For the asking, most interest groups will mail you their most recent scorecard on individual voting on Congress, according to Roll Call Report Syndicate.

Many local voters won't be surprised that Bartlett and Shuster got near-perfect ratings from the five conservative groups.

"They have tapped into something," Towle said.

Bartlett agreed with his ratings.

"Taken as a whole, these scores accurately reflect that I'm pro-jobs, pro-life and pro-family," he said.

But Towle cautions against putting too much stock in the ratings, which don't give details about the votes that might reveal the congressman's motivation.

Wise, who got one perfect score from the Abortion Rights Action League, doesn't put much stock in the ratings.

Wise got two zeros - from the National Right to Life Committee and the Business-Industry Political Action Committee.

The interest groups are "asking people to vote in a vacuum," Wise said, because they only pick five or 10 votes out of 600 to base their ratings.

"I don't think these are indicative of the job I'm doing," he said. "There are a lot of lobbyists in Washington making a living off scorecards.

"You can find a group for every issue.

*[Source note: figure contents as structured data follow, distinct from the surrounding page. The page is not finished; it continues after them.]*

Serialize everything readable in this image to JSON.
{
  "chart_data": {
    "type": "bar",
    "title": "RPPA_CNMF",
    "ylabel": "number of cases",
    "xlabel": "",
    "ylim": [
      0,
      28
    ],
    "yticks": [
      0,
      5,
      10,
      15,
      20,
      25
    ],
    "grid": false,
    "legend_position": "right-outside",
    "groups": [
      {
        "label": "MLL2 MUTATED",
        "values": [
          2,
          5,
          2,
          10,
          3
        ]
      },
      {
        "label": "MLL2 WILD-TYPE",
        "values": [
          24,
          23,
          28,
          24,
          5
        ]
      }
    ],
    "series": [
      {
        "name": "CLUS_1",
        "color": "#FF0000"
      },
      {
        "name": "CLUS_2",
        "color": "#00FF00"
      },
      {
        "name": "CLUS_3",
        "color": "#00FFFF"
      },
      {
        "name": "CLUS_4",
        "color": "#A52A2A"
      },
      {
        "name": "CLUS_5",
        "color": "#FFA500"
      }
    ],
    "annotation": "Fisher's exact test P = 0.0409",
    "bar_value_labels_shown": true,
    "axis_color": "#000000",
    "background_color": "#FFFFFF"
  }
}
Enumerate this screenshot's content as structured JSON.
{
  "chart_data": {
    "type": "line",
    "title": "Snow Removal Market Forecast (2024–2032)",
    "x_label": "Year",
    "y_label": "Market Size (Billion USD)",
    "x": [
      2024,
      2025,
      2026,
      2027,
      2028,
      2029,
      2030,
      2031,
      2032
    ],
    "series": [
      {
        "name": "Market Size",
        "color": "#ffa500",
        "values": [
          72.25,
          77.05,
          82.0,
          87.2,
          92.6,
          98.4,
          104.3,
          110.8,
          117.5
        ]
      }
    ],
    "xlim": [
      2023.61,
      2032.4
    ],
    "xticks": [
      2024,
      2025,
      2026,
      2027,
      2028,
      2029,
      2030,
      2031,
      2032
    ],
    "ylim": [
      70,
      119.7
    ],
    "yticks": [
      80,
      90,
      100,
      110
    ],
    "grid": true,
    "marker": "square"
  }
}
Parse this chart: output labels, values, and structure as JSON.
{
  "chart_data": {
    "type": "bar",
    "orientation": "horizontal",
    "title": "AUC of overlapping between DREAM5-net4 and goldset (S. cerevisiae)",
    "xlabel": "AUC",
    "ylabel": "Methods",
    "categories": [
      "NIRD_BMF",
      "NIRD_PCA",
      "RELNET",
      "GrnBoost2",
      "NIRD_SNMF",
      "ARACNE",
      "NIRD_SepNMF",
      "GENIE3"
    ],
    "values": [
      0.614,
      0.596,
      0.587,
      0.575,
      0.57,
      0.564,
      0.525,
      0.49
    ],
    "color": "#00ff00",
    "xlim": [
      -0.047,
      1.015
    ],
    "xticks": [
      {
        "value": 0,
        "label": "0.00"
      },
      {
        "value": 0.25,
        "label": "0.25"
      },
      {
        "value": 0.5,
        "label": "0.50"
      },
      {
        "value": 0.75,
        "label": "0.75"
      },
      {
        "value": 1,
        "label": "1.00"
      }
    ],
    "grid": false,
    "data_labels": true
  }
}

These are Washington, D.C., think tanks and I don't care if I have a hundred or a zero."

Wise said he looks at each issue and how it will affect his constituents before he votes.

"There's only one scorecard that matters and that's the West Virginia voter," he said.

Shuster got the most polarized ratings of the delegation - three 100s from conservative groups and three zeros from liberal groups.

His response to the scorecard: "I support and vote for legislation that will improve the economy of central Pennsylvania and better the lives of the people who live there."